How to make a good first impression
Referred Link - http://blog.penelopetrunk.com/2013/08/05/how-to-make-a-good-first-impression/
1. Focus on others instead of yourself.
It’s so
traumatic for me to be in the same room with my mom and my dad that I
had to take a Xanax before the dissertation. In fact, I had to take a
Xanax to sleep every night the whole week before the moment when I’d be
in the same room as them. And even then I had such panicked yelling
every night during dreams about my parents that Matthew would have
needed a Xanax as well if it had been much longer.
But this is the
part of my post about my brother’s Ph.D, and it is truly a huge
achievement and also, when I was googling to see what other people wrote
about making a good first impression, I read that people who shine
their light on others are the most charismatic. And I want to be
charismatic. So I’m not going to dwell on the shortcomings of my
parents. Even though just saying shortcomings is a huge understatement.
You can just read about it here. Or here.
2. Take the ten-second rule seriously.
So
anyway, my brother got a fellowship at University of Wisconsin. The
odds of him landing an hour away from me were so slim, so I feel really
lucky. And while I was watching diagrams of particles or mico-things or
whatever they are flash across the PowerPoint slides, I was thinking of
that research
about how money doesn’t make you happier but living closer to family
makes you happier. And I believe it. And then I think really, I have
never gone wrong living my life according to research. Or, if I have
made bad decisions, positive psychology research says we should teach ourselves to bounce back fast from bad decisions, so I do. By forgetting I ever made them.
Except
that I look down at my mom’s feet, and realize that she has the cutest
shoes and cutest pedicure and I don’t. I wore closed-toe shoes because I
haven’t gotten a pedicure in months. Which is upsetting because I want
to be fun and cute. People make a decision about us in just seconds. We know this. But when we pretend it’s not true when we cancel appointments for pedicures.

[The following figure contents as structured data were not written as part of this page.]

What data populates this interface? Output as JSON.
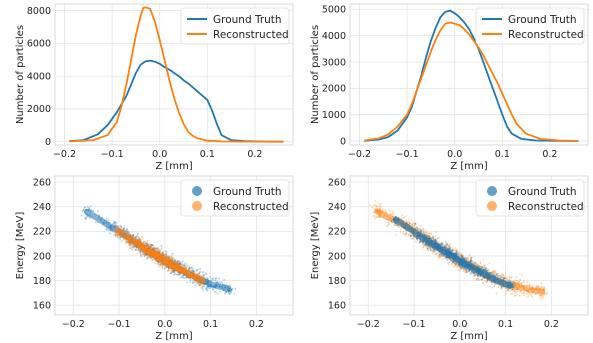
{
  "chart_data": [
    {
      "type": "line",
      "xlabel": "Z [mm]",
      "ylabel": "Number of particles",
      "xlim": [
        -0.22,
        0.28
      ],
      "ylim": [
        -200,
        8400
      ],
      "xticks": [
        -0.2,
        -0.1,
        0.0,
        0.1,
        0.2
      ],
      "xtick_labels": [
        "−0.2",
        "−0.1",
        "0.0",
        "0.1",
        "0.2"
      ],
      "yticks": [
        0,
        2000,
        4000,
        6000,
        8000
      ],
      "ytick_labels": [
        "0",
        "2000",
        "4000",
        "6000",
        "8000"
      ],
      "grid": true,
      "legend_position": "top-right",
      "series": [
        {
          "name": "Ground Truth",
          "color": "#1f77b4",
          "x": [
            -0.19,
            -0.16,
            -0.13,
            -0.11,
            -0.09,
            -0.07,
            -0.06,
            -0.05,
            -0.04,
            -0.03,
            -0.02,
            -0.01,
            0.0,
            0.01,
            0.02,
            0.03,
            0.04,
            0.05,
            0.06,
            0.07,
            0.08,
            0.09,
            0.1,
            0.11,
            0.12,
            0.13,
            0.15,
            0.18,
            0.22,
            0.26
          ],
          "y": [
            30,
            100,
            450,
            1000,
            1800,
            2800,
            3500,
            4200,
            4700,
            4900,
            4950,
            4880,
            4750,
            4550,
            4400,
            4200,
            4000,
            3750,
            3550,
            3300,
            3050,
            2800,
            2550,
            1900,
            1100,
            400,
            100,
            30,
            10,
            0
          ]
        },
        {
          "name": "Reconstructed",
          "color": "#ff7f0e",
          "x": [
            -0.19,
            -0.14,
            -0.11,
            -0.09,
            -0.08,
            -0.07,
            -0.06,
            -0.05,
            -0.04,
            -0.035,
            -0.03,
            -0.02,
            -0.01,
            0.0,
            0.01,
            0.02,
            0.03,
            0.04,
            0.05,
            0.06,
            0.07,
            0.08,
            0.1,
            0.13,
            0.18,
            0.26
          ],
          "y": [
            20,
            100,
            400,
            1200,
            2200,
            3500,
            5000,
            6500,
            7700,
            8150,
            8200,
            8100,
            7300,
            6200,
            5000,
            3800,
            2700,
            1800,
            1100,
            600,
            350,
            200,
            60,
            20,
            10,
            0
          ]
        }
      ]
    },
    {
      "type": "line",
      "xlabel": "Z [mm]",
      "ylabel": "Number of particles",
      "xlim": [
        -0.22,
        0.28
      ],
      "ylim": [
        -150,
        5200
      ],
      "xticks": [
        -0.2,
        -0.1,
        0.0,
        0.1,
        0.2
      ],
      "xtick_labels": [
        "−0.2",
        "−0.1",
        "0.0",
        "0.1",
        "0.2"
      ],
      "yticks": [
        0,
        1000,
        2000,
        3000,
        4000,
        5000
      ],
      "ytick_labels": [
        "0",
        "1000",
        "2000",
        "3000",
        "4000",
        "5000"
      ],
      "grid": true,
      "legend_position": "top-right",
      "series": [
        {
          "name": "Ground Truth",
          "color": "#1f77b4",
          "x": [
            -0.19,
            -0.16,
            -0.14,
            -0.12,
            -0.1,
            -0.09,
            -0.08,
            -0.07,
            -0.06,
            -0.05,
            -0.04,
            -0.03,
            -0.02,
            -0.01,
            0.0,
            0.01,
            0.02,
            0.03,
            0.04,
            0.05,
            0.06,
            0.07,
            0.08,
            0.09,
            0.1,
            0.11,
            0.12,
            0.14,
            0.17,
            0.22,
            0.26
          ],
          "y": [
            10,
            60,
            150,
            400,
            900,
            1300,
            1900,
            2500,
            3200,
            3800,
            4300,
            4700,
            4900,
            4950,
            4850,
            4700,
            4500,
            4250,
            3900,
            3500,
            3000,
            2500,
            2000,
            1500,
            1000,
            550,
            280,
            80,
            20,
            5,
            0
          ]
        },
        {
          "name": "Reconstructed",
          "color": "#ff7f0e",
          "x": [
            -0.19,
            -0.16,
            -0.14,
            -0.12,
            -0.1,
            -0.09,
            -0.08,
            -0.07,
            -0.06,
            -0.05,
            -0.04,
            -0.03,
            -0.02,
            -0.01,
            0.0,
            0.01,
            0.02,
            0.03,
            0.04,
            0.05,
            0.06,
            0.07,
            0.08,
            0.09,
            0.1,
            0.11,
            0.12,
            0.13,
            0.15,
            0.18,
            0.22,
            0.26
          ],
          "y": [
            20,
            100,
            250,
            550,
            1000,
            1400,
            1900,
            2400,
            2900,
            3400,
            3850,
            4200,
            4450,
            4500,
            4450,
            4400,
            4250,
            4050,
            3800,
            3550,
            3250,
            2900,
            2550,
            2200,
            1800,
            1400,
            1000,
            650,
            280,
            80,
            20,
            0
          ]
        }
      ]
    },
    {
      "type": "scatter",
      "xlabel": "Z [mm]",
      "ylabel": "Energy [MeV]",
      "xlim": [
        -0.24,
        0.28
      ],
      "ylim": [
        152,
        265
      ],
      "xticks": [
        -0.2,
        -0.1,
        0.0,
        0.1,
        0.2
      ],
      "xtick_labels": [
        "−0.2",
        "−0.1",
        "0.0",
        "0.1",
        "0.2"
      ],
      "yticks": [
        160,
        180,
        200,
        220,
        240,
        260
      ],
      "ytick_labels": [
        "160",
        "180",
        "200",
        "220",
        "240",
        "260"
      ],
      "grid": true,
      "legend_position": "top-right",
      "series": [
        {
          "name": "Ground Truth",
          "color": "#1f77b4",
          "x": [
            -0.17,
            -0.14,
            -0.12,
            -0.11,
            -0.1,
            -0.09,
            -0.08,
            -0.07,
            -0.06,
            -0.05,
            -0.04,
            -0.03,
            -0.02,
            -0.01,
            0.0,
            0.01,
            0.02,
            0.03,
            0.04,
            0.05,
            0.06,
            0.07,
            0.08,
            0.09,
            0.1,
            0.11,
            0.12,
            0.14
          ],
          "y": [
            236,
            229,
            224,
            222,
            220,
            217,
            215,
            212,
            210,
            208,
            205,
            203,
            201,
            199,
            196,
            194,
            192,
            190,
            188,
            186,
            184,
            182,
            180,
            179,
            177,
            176,
            175,
            173
          ]
        },
        {
          "name": "Reconstructed",
          "color": "#ff7f0e",
          "x": [
            -0.1,
            -0.09,
            -0.08,
            -0.07,
            -0.06,
            -0.05,
            -0.04,
            -0.03,
            -0.02,
            -0.01,
            0.0,
            0.01,
            0.02,
            0.03,
            0.04,
            0.05,
            0.06,
            0.07,
            0.08
          ],
          "y": [
            220,
            217,
            215,
            212,
            210,
            208,
            205,
            203,
            201,
            199,
            196,
            194,
            192,
            190,
            188,
            186,
            184,
            182,
            180
          ]
        }
      ]
    },
    {
      "type": "scatter",
      "xlabel": "Z [mm]",
      "ylabel": "Energy [MeV]",
      "xlim": [
        -0.24,
        0.28
      ],
      "ylim": [
        152,
        265
      ],
      "xticks": [
        -0.2,
        -0.1,
        0.0,
        0.1,
        0.2
      ],
      "xtick_labels": [
        "−0.2",
        "−0.1",
        "0.0",
        "0.1",
        "0.2"
      ],
      "yticks": [
        160,
        180,
        200,
        220,
        240,
        260
      ],
      "ytick_labels": [
        "160",
        "180",
        "200",
        "220",
        "240",
        "260"
      ],
      "grid": true,
      "legend_position": "top-right",
      "series": [
        {
          "name": "Ground Truth",
          "color": "#1f77b4",
          "x": [
            -0.14,
            -0.12,
            -0.11,
            -0.1,
            -0.09,
            -0.08,
            -0.07,
            -0.06,
            -0.05,
            -0.04,
            -0.03,
            -0.02,
            -0.01,
            0.0,
            0.01,
            0.02,
            0.03,
            0.04,
            0.05,
            0.06,
            0.07,
            0.08,
            0.09,
            0.1,
            0.11
          ],
          "y": [
            229,
            225,
            222,
            220,
            217,
            215,
            212,
            210,
            208,
            205,
            203,
            201,
            199,
            196,
            194,
            192,
            190,
            188,
            186,
            184,
            182,
            180,
            179,
            177,
            176
          ]
        },
        {
          "name": "Reconstructed",
          "color": "#ff7f0e",
          "x": [
            -0.18,
            -0.16,
            -0.14,
            -0.12,
            -0.1,
            -0.08,
            -0.06,
            -0.04,
            -0.02,
            0.0,
            0.02,
            0.04,
            0.06,
            0.08,
            0.1,
            0.12,
            0.14,
            0.16,
            0.18
          ],
          "y": [
            236,
            232,
            229,
            225,
            220,
            215,
            210,
            205,
            201,
            196,
            192,
            188,
            184,
            180,
            177,
            175,
            174,
            172,
            171
          ]
        }
      ]
    }
  ]
}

3. You can’t cut corners on personal grooming.
So
my mom is reading this and already freaking out that she’s on my blog.
Because really, no one with good sense wants to show up on my blog, and
my mom is smart. She was on Jeopardy. She can do the New York Times
crossword puzzle on Sundays. With a pen. And she knows she destroyed my
childhood with violent triangulation
between me and my mom and dad, so she knows no good can come of her
being in anything I write. (Note: She would agree with me about the
destroyed childhood, but not the triangulation). So at this point in the
post she is getting ready to call my brother who did not come to the
dissertation defense because he was out of town. (And his absence makes
it seem justified that it’s his job to field my mom’s calls about how
it’s not fair that she’s on the blog.)
But in this blog post my
mom is the star example of the one who makes a good first impression.
It’s not just that she has adorable shoes and a hipster pedicure. She
also has very white teeth. Not stupidly too-white, but good
casual-white. A white that says, “I take care of myself and I am not
retarded about making a good first impression.”
You need white teeth to make a good first impression.
Don’t tell me exceptions to the rule, okay? They are exceptions so they
are not useful. It’s like starting out teaching Chinese kids to write
english by teaching them to spell said.
4. Get competent advice about your visual impression.
I got my teeth bleached when I first moved to Wisconsin and it was traumatic. They burned my lips. This is when I gave up on personal grooming stuff in small cities. It’s why I fly to LA for haircuts and it’s why I don’t have a pedicure, probably. Because I make too big a production of it.
So my mom has gorgeous white teeth and I don’t and you know what the killer is? Lustre, a teeth whitening company, is paying me to be part of their career makeover contest.
I should have told them to keep the money and just whiten my teeth. And
I worry the only reason the teeth-whitening place thinks my teeth are
okay for their contest is that Melissa made my teeth look white when she
edited the photo they used.
I wish Melissa could edit my reality.
All I want is to just blow people away with how charismatic I am. And
please, don’t tell me it doesn’t matter. We are programmed to make
excellent snap judgments based on appearance. We can decide with
surprising accuracy who will win an election by looking at two photos
for a microsecond.
5. Listen more than you talk.
I
tell my brother (later, when I am popping a Xanax to prepare for family
dinner), “great job” and rah rah rah, because charismatic people talk
about other people instead of themselves. Also, charismatic people are good listeners,
which I will never be, so I go to the bathroom to take a break from
family banter. I google charisma. I think I’m losing mine. I find that I can get coached for charisma, and then I realize that I have already been coached for charisma. Which is maybe why I would have a lot if I could just loosen up.
Or be on time. I google “how to make a good first impression” and the first article I read says
to be on time. I tell myself for sure I’m asking for free white teeth,
because I’m at a stage in my life where I know my own first-impression
limitations, and I’m going to have to focus on the stuff I can buy.